Armed Conflict is Destroying Yebyu Township
September 29, 2025
For nearly three decades, HURFOM has worked alongside communities in Mon State, Karen State, and the Tanintharyi Region to document the violations that define their daily lives. Our role has always been to bear witness and ensure that the voices of those silenced on the ground are not lost. Each month, our field networks risk their safety to record the reality of civilians living under junta rule. What they find is devastating but necessary to tell: in September 2025 alone, more than 30 new cases of human rights violations were documented across 14 townships. These figures are not just statistics, they reveal the worsening crisis as communities are battered by airstrikes, artillery fire, arbitrary arrests, and the slow erosion of their most basic rights. Among the hardest-hit areas is Yebyu Township, where entire villages have been emptied as people flee junta offensives.
Since early July 2025, the military has launched indiscriminate artillery attacks on Ma Yan Chaung and Kaw Hline villages in Yebyu Township, claiming that Mon and Karen revolutionary forces are active in the area. By mid-August, heavy clashes had broken out, and from August 17 to September 10, junta regiments engaged in near-constant fighting with resistance forces.
The consequences for civilians have been catastrophic. Tens of thousands of residents from at least ten villages, including Kaw Hline, Thar Yar Mon, Ma Yan Chaung, 60-Mile, Yar Phu, Pha Yar Tone Zu, Kywel Tha Lin, Log Tie, and Kyauk Ka Din, have been forced to flee their homes. Families left behind everything they owned as fighting intensified, knowing that staying could cost them their lives.
The junta has also escalated arbitrary arrests. On August 24, soldiers detained 20 villagers, including a monk, in Thar Yar Mon. Four days later, another 25 people were arrested. Then, on September 8, eight villagers from Yar Phu were seized, followed by three more from Kywel Tha Lin the next day. Many remain unaccounted for, and relatives fear they will be tortured or used as human shields.

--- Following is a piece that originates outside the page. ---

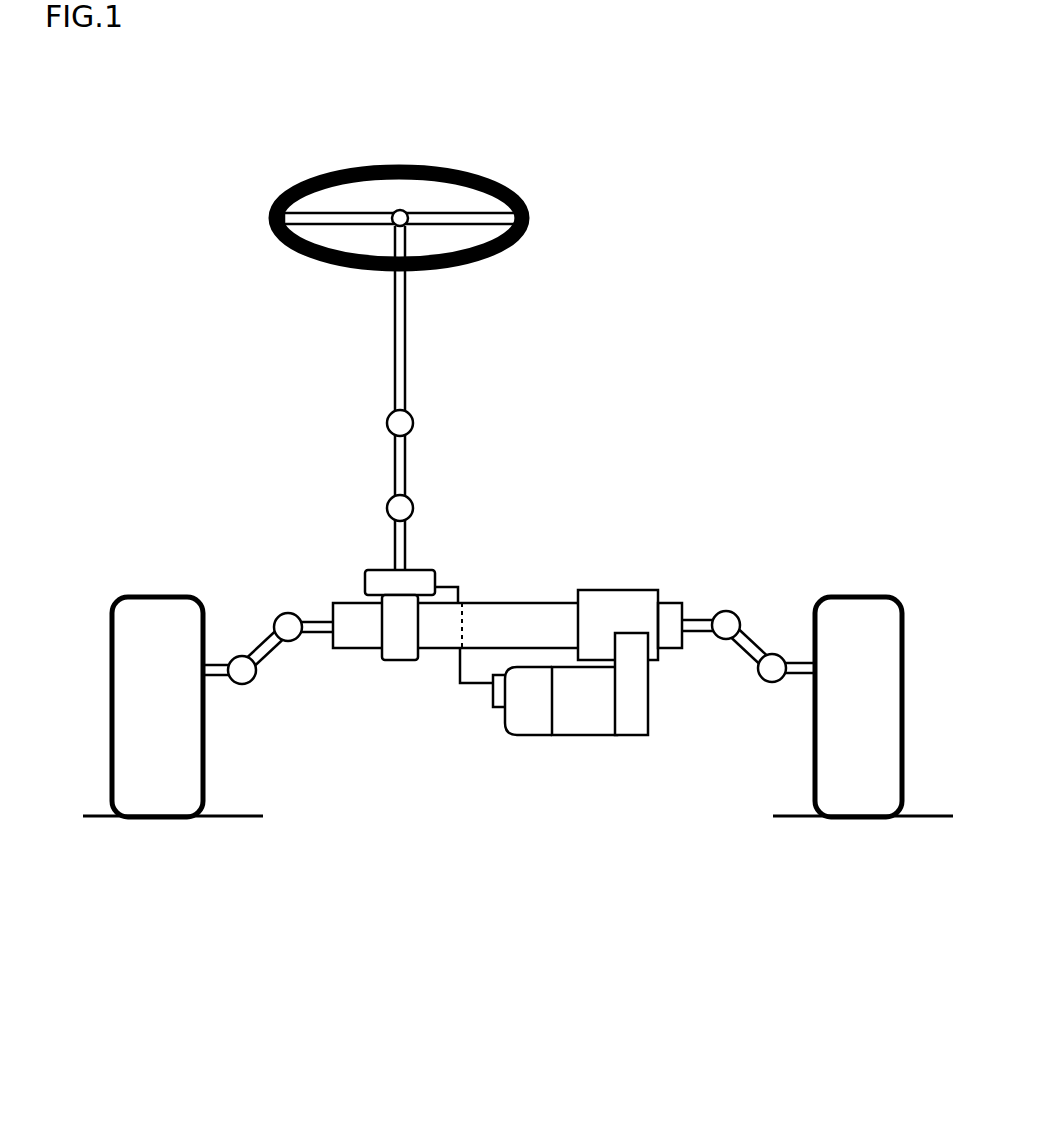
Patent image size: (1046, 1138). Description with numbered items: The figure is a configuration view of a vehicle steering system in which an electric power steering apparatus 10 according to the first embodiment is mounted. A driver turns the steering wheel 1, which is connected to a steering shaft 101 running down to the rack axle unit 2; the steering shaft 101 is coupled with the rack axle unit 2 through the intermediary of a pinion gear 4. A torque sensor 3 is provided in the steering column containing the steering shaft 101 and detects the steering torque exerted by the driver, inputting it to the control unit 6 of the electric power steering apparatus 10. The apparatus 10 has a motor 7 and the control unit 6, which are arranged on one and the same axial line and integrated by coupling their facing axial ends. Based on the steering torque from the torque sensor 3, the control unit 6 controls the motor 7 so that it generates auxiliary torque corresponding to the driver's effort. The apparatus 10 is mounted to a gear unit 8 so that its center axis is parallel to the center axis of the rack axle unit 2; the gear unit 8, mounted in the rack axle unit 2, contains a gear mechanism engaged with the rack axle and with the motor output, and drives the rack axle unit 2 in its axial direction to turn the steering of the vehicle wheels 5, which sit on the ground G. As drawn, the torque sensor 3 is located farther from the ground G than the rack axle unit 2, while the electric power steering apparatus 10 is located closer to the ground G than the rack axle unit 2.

Tragically, civilians continue to pay the highest price. During this period, at least four people, including two children, were killed by junta artillery shells and landmines. Ten others were seriously injured. Schools across Kywel Tha Lin, Ma Yan Chaung, Thar Yar Mon, Ye Bu Yaw Thit, Yar Phu, Ywell Tie, Kyauk Ka Din, Ah Lell Sa Khan, Pha Yar Tone Zu, and Sein Bone villages have been forced to shut down, depriving hundreds of children of their right to education.
“Most children can’t go to school. If the situation becomes stable, every student will go back home and join the schools. But the clashes are still happening at the moment. No one dares to go home,” explained a parent from Yebyu Township.
The conflict has also created a humanitarian crisis. With roads blocked and transportation routes cut off, food and basic goods are scarce. Prices for essential items have skyrocketed, placing unbearable pressure on displaced villagers and those still trapped in conflict zones.
The scale of violence in Yebyu Township illustrates the junta’s deliberate strategy of targeting civilians to weaken resistance forces. By displacing entire communities, arresting villagers en masse, and sowing fear through artillery and landmines, the military is attempting to crush local resilience. Yet despite the immense suffering, communities continue to hold on to hope. They organize displacement routes, share scarce food, and support each other through immense hardships, signs of solidarity that the junta has failed to destroy.
HURFOM calls for urgent international attention to the plight of civilians in Yebyu Township and across the Tanintharyi Region. These communities are not just collateral damage; they are the heart of Burma’s struggle for dignity and survival. Their voices must be heard, their suffering recognized, and their rights defended.